Regulatorische Anforderungen

Mit dem EU AI Act wurde per Anfang August 2024 ein Rahmenwerk zur Regulierung von KI in der Europäischen Union eingeführt. Der AI Act folgt einem risikobasierten Ansatz mit verschiedenen Risikostufen, von inakzeptablen Risiken (wie Social Scoring gemäss Artikel 5) bis hin zu minimalen Risiken, für die keine zusätzlichen rechtlichen Verpflichtungen bestehen. Verstösse können zu erheblichen Geldstrafen von bis zu 35 Millionen Euro oder 7 Prozent des weltweiten Jahresumsatzes führen. Es ist davon auszugehen, dass der AI Act auch auf KI-Systeme in Drittländern eine extraterritoriale Wirkung findet. Der Bundesrat hat das Eidgenössische Departement für Umwelt, Verkehr, Energie und Kommunikation (Uvek) beauftragt, bis Ende 2024 mögliche Regulierungsansätze für die Schweiz zu präsentieren. Dies ist besonders für die Versicherungsbranche relevant, da die Regulierung den Rahmen für das Risikomanagement vorgibt und mögliche Regelverstösse erhebliche finanzielle Konsequenzen haben können.
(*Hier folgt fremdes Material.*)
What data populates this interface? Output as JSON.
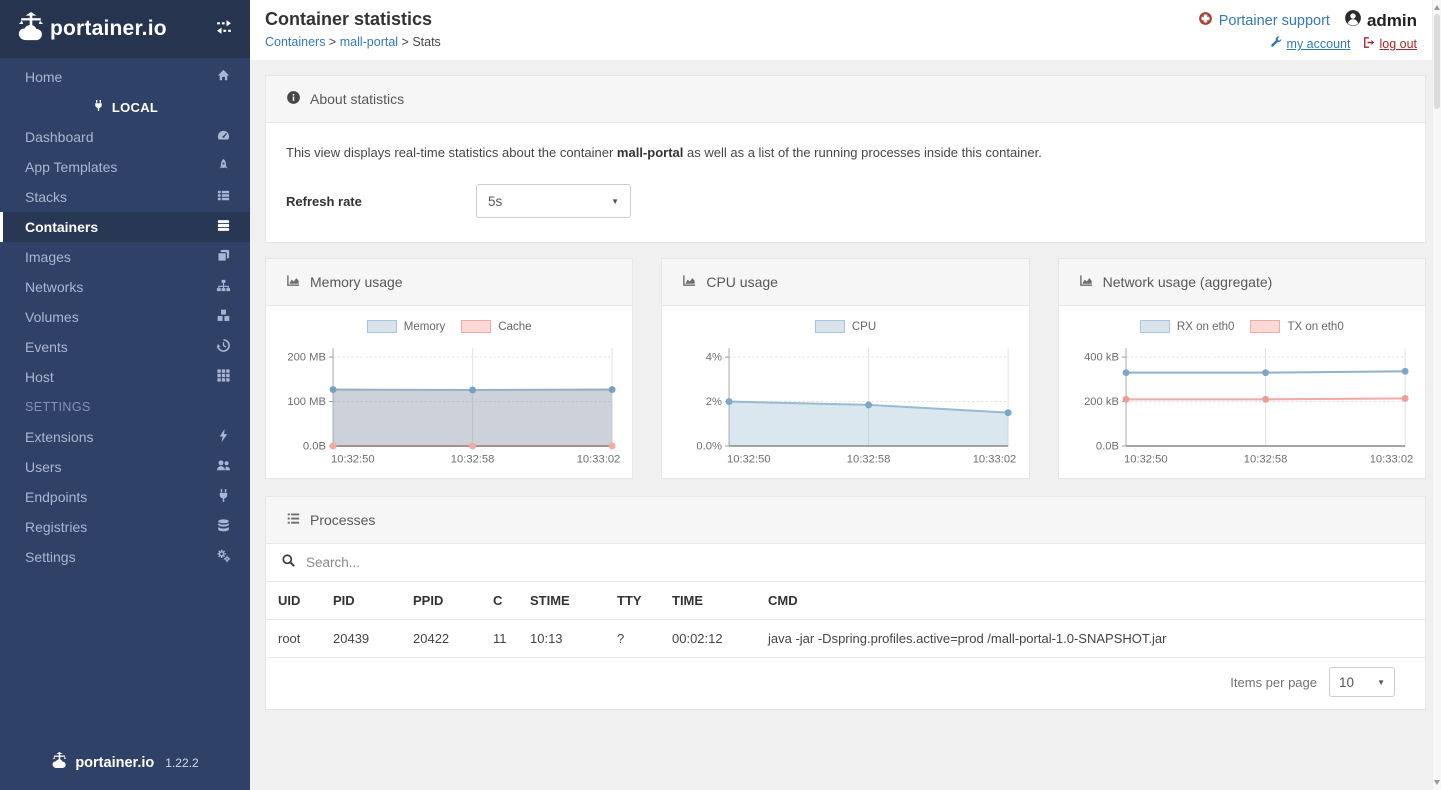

Rolle der Versicherungsbroker

Die Versicherungsbranche sieht sich durch die zunehmende Nutzung von KI mit neuen Chancen und Herausforderungen konfrontiert. KI-gestützte Systeme können dabei helfen, enorme Mengen an Echtzeitdaten zu sammeln und personalisierte Dienstleistungen anzubieten, was zu Verbesserungen im Kundenengagement, im Schadenmanagement, in der Produktentwicklung und der Preisgestaltung führen kann. Es ist jedoch wichtig, dass die Branche vor einer «Überabhängigkeit» von KI gewarnt wird, da diese kein Ersatz, sondern ein zusätzliches Werkzeug ist, das von Versicherungsfachleuten genutzt werden kann. 

Versicherungsbroker spielen eine zentrale Rolle bei der Schliessung von Deckungslücken und bei der Entwicklung innovativer Lösungen, um die finanziellen Risiken von KI-Technologien für ihre Kunden und Kundinnen zu minimieren. Ein proaktiver Ansatz der Versicherungsbranche kann Klarheit und Vertrauen schaffen, indem geeignete Deckungen angeboten und Bereiche ohne Deckung deutlich kommuniziert werden. Es wäre eine verpasste Chance, wenn Versicherer das Thema «stillschweigend» behandeln und keine klaren Aussagen zur Deckung machen würden, was zu Unsicherheiten führen kann. Broker sollten daher aktiv Klarheit schaffen und mit den Versicherern verhandeln, um sicherzustellen, dass die Versicherungsprodukte die neuen Risiken der KI umfassend abdecken.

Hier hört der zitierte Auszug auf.